医学 透视 植入 射线照相术 脚踝 外科 踝关节置换术 核医学 足踝手术 畸形 口腔正畸科
作者
Charlotte H. Jones,Allison L. Boden,Patricia Friedmann,Suzy Wang,Ricardo Villar,Constantine A. Demetracopoulos,Jonathan T. Deland,Elizabeth A. Cody,Matthew S. Conti,Jensen K. Henry,Scott J. Ellis
出处
期刊:Foot & Ankle International [SAGE Publishing]
标识
DOI:10.1177/10711007251353787
摘要

Background: Patient-specific instrumentation (PSI) was developed to improve accuracy and efficiency in implant placement for total ankle arthroplasty (TAA). This study represents the first to measure the accuracy of PSI regarding implant alignment and implant size in the INBONE II total ankle system (Stryker). A secondary goal was to compare radiographic and clinical outcomes between the PSI and that of a matched group of implants performed with standard instrumentation. Methods: This retrospective study of 92 patients (46 PSI and 46 non-PSI cases matched by age and sex) was performed at a single institution between 2006 and 2024, including TAA patients with INBONE II implants. Median age was 61 years (range 27-81). Median body mass index (BMI) was 29.6 (range 19.9-45.6). One surgeon performed 71% of PSI. A different surgeon performed 96% of non-PSI cases. PSI alignment (tibiotalar angle [TTA]), deformity correction (talar-tilt [TT]), radiation exposure, tourniquet, and operative time were compared to the standard jig method (non-PSI). Total fluoroscopy, tourniquet and procedure time, and preoperative and postoperative radiographs were analyzed. Results: PSI predicted the correct size in 67% (n = 31) of talus implants and 89% (n = 41) of tibial implants. Median absolute deviation in the mortise view was 1.3 (IQR 0.53-2.18) and 1.8 (IQR 1.35-3.5) in the lateral view. For both groups, postoperative median TTA deviation was less than 2 degrees and postoperative median TT was less than or equal to 1 degree.

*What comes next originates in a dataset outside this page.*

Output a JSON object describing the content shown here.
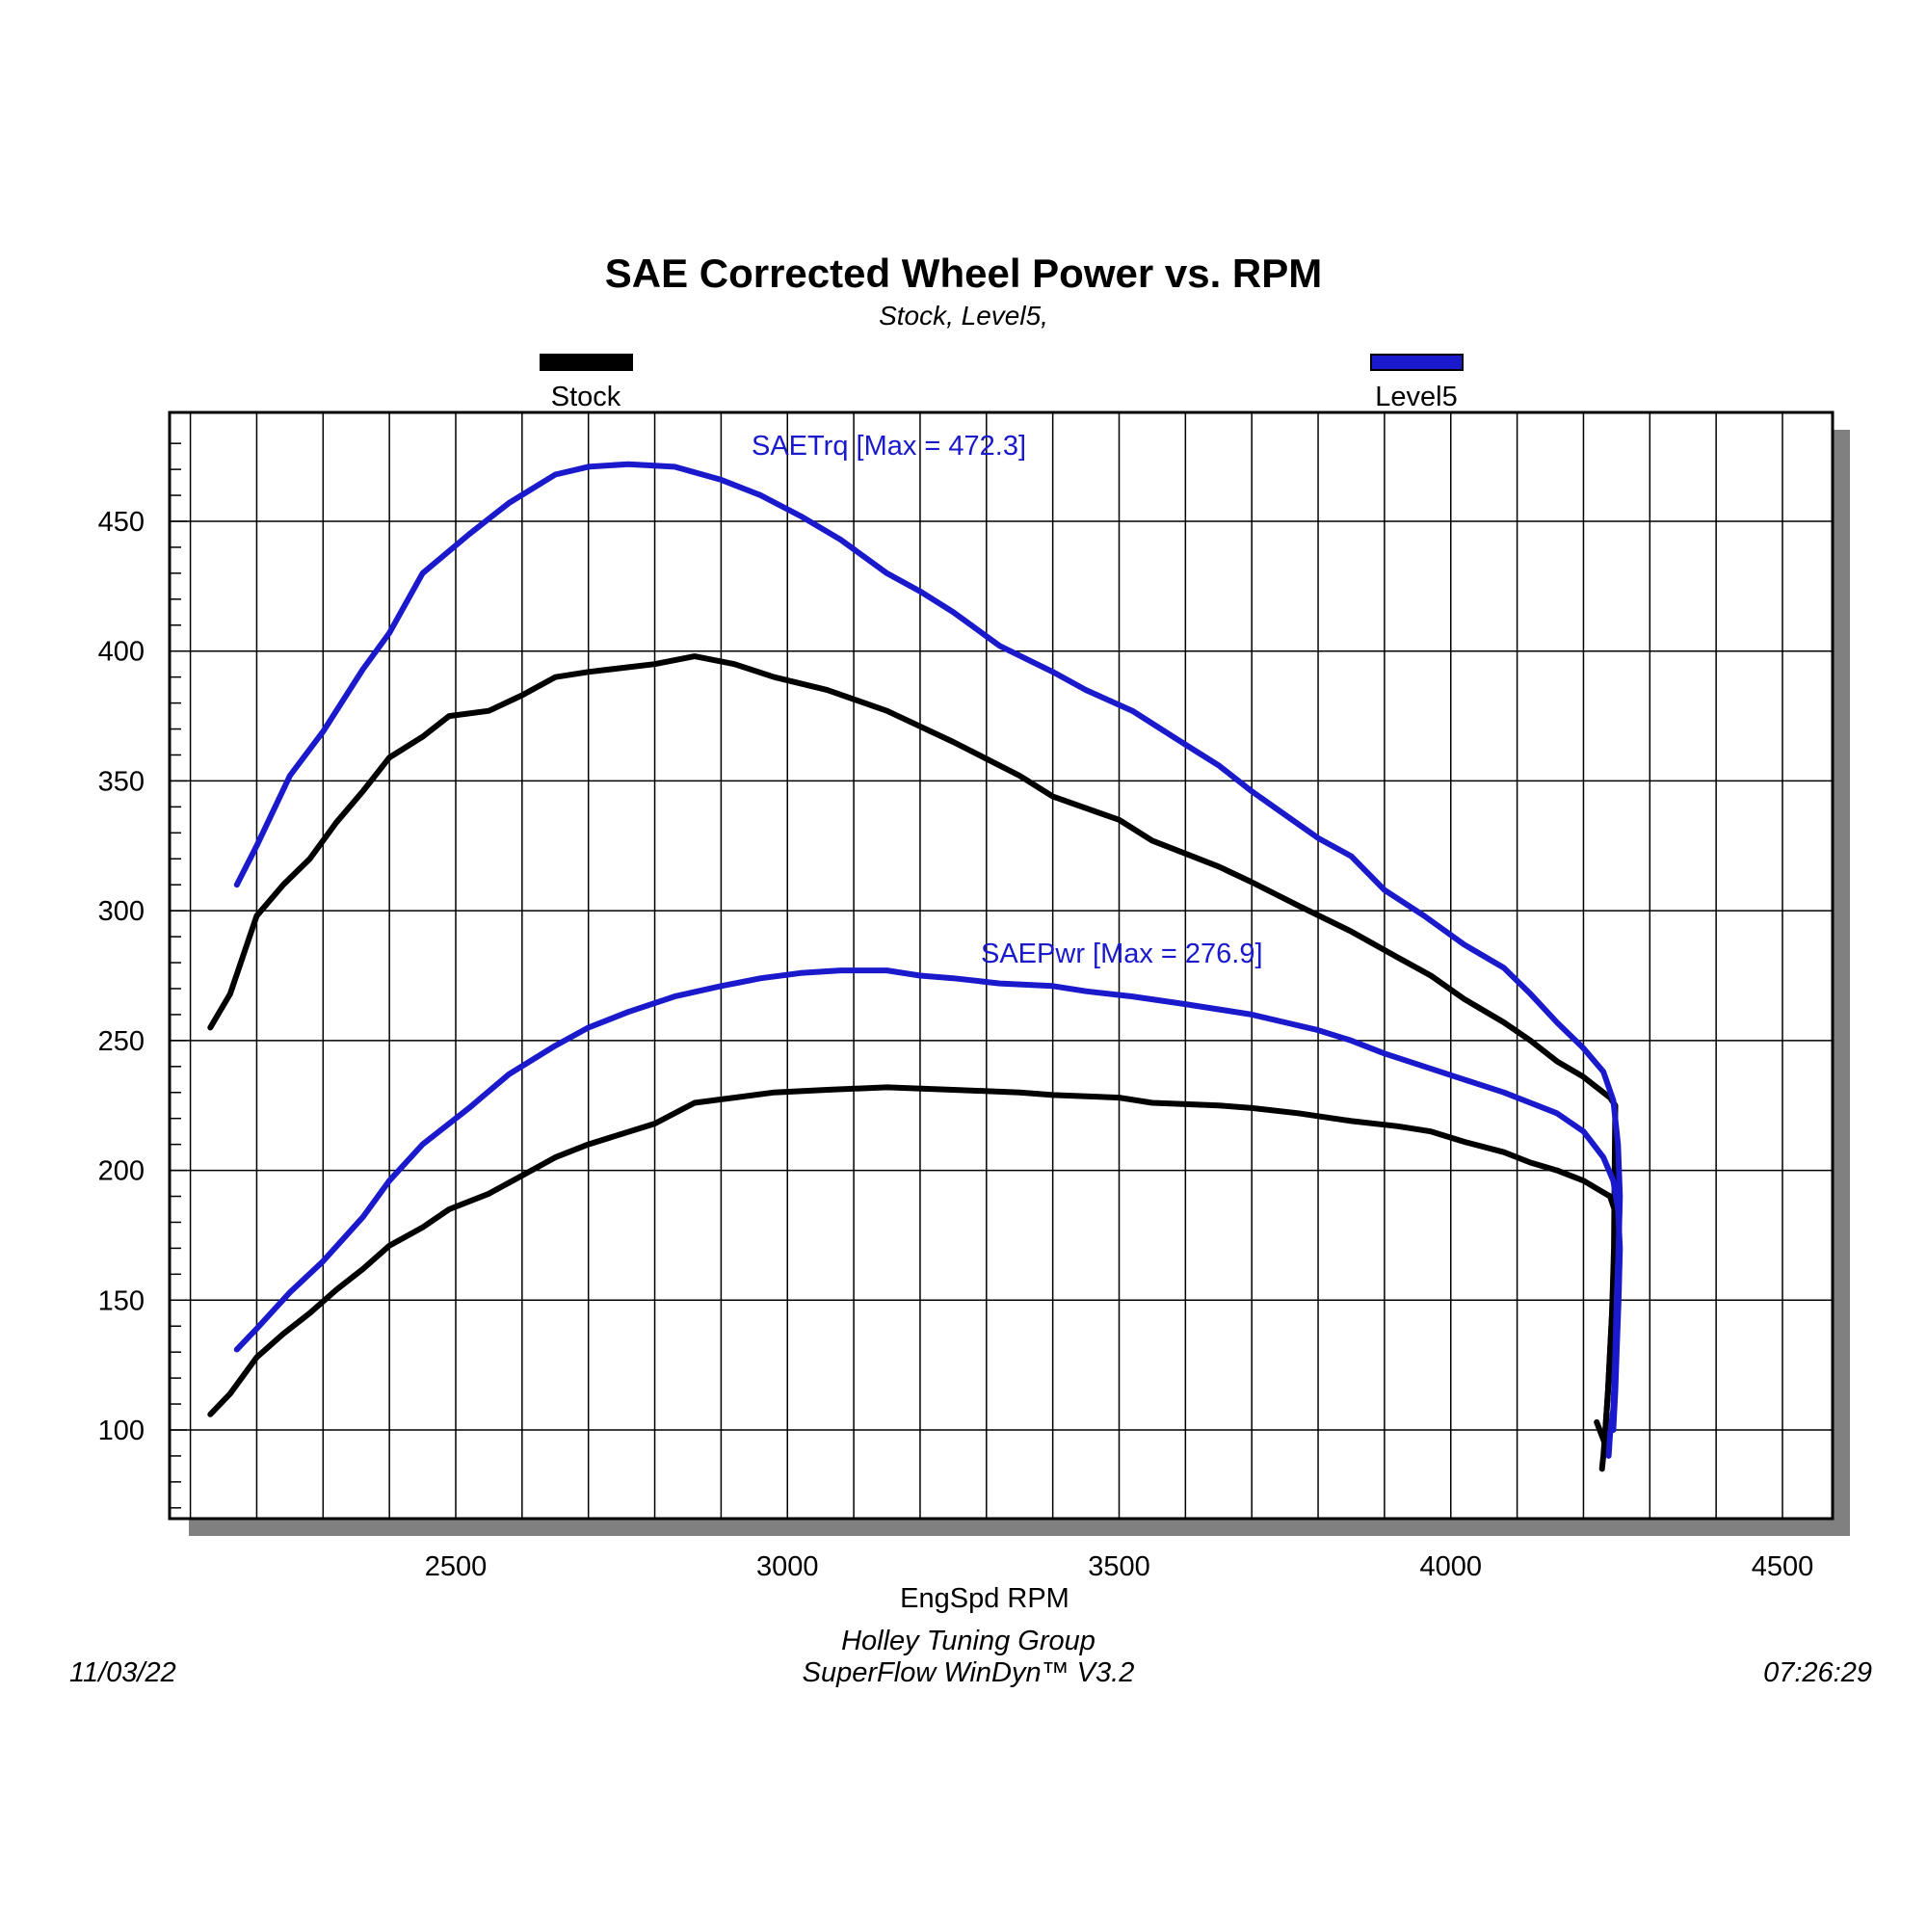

Median fluoroscopic time was 92.1 seconds for PSI and 104.3 seconds for non-PSI. PSI had a longer tourniquet (156.5 vs 134.5 minutes) and procedure time (188 vs 161 minutes) compared with non-PSI. Conclusion: In this study of stemmed TAA implants, surgeons achieved alignment generally consistent with PSI predictions. PSI adequately predicted implant size. For most cases, PSI achieved similar alignment and correction of deformity compared with standard instrumentation. PSI did not improve radiographic alignment compared with traditional instrumentation and was associated with longer operative times, possibly reflecting the primary surgeon’s early experience with the technique. Each surgeon should select PSI or the standard jig based on their experience and preference.